The MRAC Subcommittee recommends that interdealer brokers’ screens for LIBOR linear swaps should be used solely for informational purposes and not for trading until Oct. 22, 2021. After that date, it is recommended that those screens should be turned off for good. 

“This important step will increase the volume of transactions quoted in SOFR, and thus fulfill the final market indicator for the implementation of a term rate for SOFR. As a result, term SOFR will be available upon implementation of the change in quoting conventions, removing the last obstacle to using SOFR as a replacement reference rate,” Randal K. Quarles, Vice Chair for Supervision at the Federal Reserve Board and Chair of the Financial Stability Board, said in a statement. “There is now no excuse to delay transition as the path that leads beyond LIBOR could not be clearer.” 

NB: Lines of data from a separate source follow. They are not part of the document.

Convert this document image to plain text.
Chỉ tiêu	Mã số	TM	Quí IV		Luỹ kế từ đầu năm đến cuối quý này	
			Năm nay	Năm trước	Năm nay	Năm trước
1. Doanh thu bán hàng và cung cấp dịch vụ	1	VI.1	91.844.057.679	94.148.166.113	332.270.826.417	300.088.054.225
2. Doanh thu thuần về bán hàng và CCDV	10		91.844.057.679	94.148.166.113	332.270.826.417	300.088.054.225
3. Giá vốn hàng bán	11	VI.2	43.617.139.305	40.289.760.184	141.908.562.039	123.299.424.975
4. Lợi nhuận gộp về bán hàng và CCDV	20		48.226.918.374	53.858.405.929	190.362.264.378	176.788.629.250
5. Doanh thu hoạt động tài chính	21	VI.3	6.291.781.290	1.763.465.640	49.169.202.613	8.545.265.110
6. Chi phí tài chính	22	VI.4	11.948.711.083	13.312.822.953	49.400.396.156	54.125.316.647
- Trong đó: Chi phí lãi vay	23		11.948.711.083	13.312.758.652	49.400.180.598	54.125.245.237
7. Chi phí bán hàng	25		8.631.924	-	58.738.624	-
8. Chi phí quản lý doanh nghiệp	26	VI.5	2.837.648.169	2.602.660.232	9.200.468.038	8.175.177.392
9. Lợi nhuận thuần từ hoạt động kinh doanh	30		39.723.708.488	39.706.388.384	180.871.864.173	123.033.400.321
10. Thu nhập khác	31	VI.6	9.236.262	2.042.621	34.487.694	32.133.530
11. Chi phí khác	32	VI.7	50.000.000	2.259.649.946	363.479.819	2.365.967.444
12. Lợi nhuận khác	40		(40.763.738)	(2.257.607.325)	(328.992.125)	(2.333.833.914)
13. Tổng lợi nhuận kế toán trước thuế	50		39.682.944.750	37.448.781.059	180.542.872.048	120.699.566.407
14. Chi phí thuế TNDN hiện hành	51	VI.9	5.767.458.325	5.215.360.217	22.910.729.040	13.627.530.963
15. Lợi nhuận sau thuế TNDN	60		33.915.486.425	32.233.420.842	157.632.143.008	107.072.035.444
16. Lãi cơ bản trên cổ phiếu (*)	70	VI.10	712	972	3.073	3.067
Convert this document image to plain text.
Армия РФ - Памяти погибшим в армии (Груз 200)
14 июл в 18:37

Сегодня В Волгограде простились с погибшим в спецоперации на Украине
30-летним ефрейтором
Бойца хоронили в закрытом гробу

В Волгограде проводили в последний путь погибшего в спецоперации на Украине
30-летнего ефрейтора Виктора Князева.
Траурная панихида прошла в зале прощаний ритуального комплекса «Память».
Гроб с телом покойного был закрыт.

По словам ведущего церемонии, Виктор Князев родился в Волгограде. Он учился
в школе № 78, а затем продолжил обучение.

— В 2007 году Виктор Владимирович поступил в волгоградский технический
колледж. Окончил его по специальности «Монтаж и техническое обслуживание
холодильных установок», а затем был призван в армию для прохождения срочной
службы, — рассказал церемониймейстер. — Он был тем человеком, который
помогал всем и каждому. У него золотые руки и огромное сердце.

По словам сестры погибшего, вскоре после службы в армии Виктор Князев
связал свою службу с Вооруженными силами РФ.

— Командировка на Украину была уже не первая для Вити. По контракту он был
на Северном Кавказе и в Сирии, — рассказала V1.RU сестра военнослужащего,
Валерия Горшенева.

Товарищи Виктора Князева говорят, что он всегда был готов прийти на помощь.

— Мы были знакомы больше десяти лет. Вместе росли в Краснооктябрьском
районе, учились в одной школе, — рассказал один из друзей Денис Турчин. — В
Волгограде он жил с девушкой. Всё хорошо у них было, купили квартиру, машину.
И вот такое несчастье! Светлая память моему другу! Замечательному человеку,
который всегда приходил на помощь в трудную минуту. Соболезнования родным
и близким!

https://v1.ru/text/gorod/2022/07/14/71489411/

Ultimately, SOFR First—which is modeled after the UK’s SONIA First—mirrors the guidance issued by the country’s banking regulators that banks should no longer enter contracts using LIBOR after this year. 

“If you are active in derivatives markets, circle July 26th on your calendar,” said John C. Williams, President of the Federal Reserve Bank of New York and Co-Chair of the Financial Stability Board’s Official Sector Steering Group, in a statement. “I have encouraged this move and urge everyone to take action now and prepare for this change.”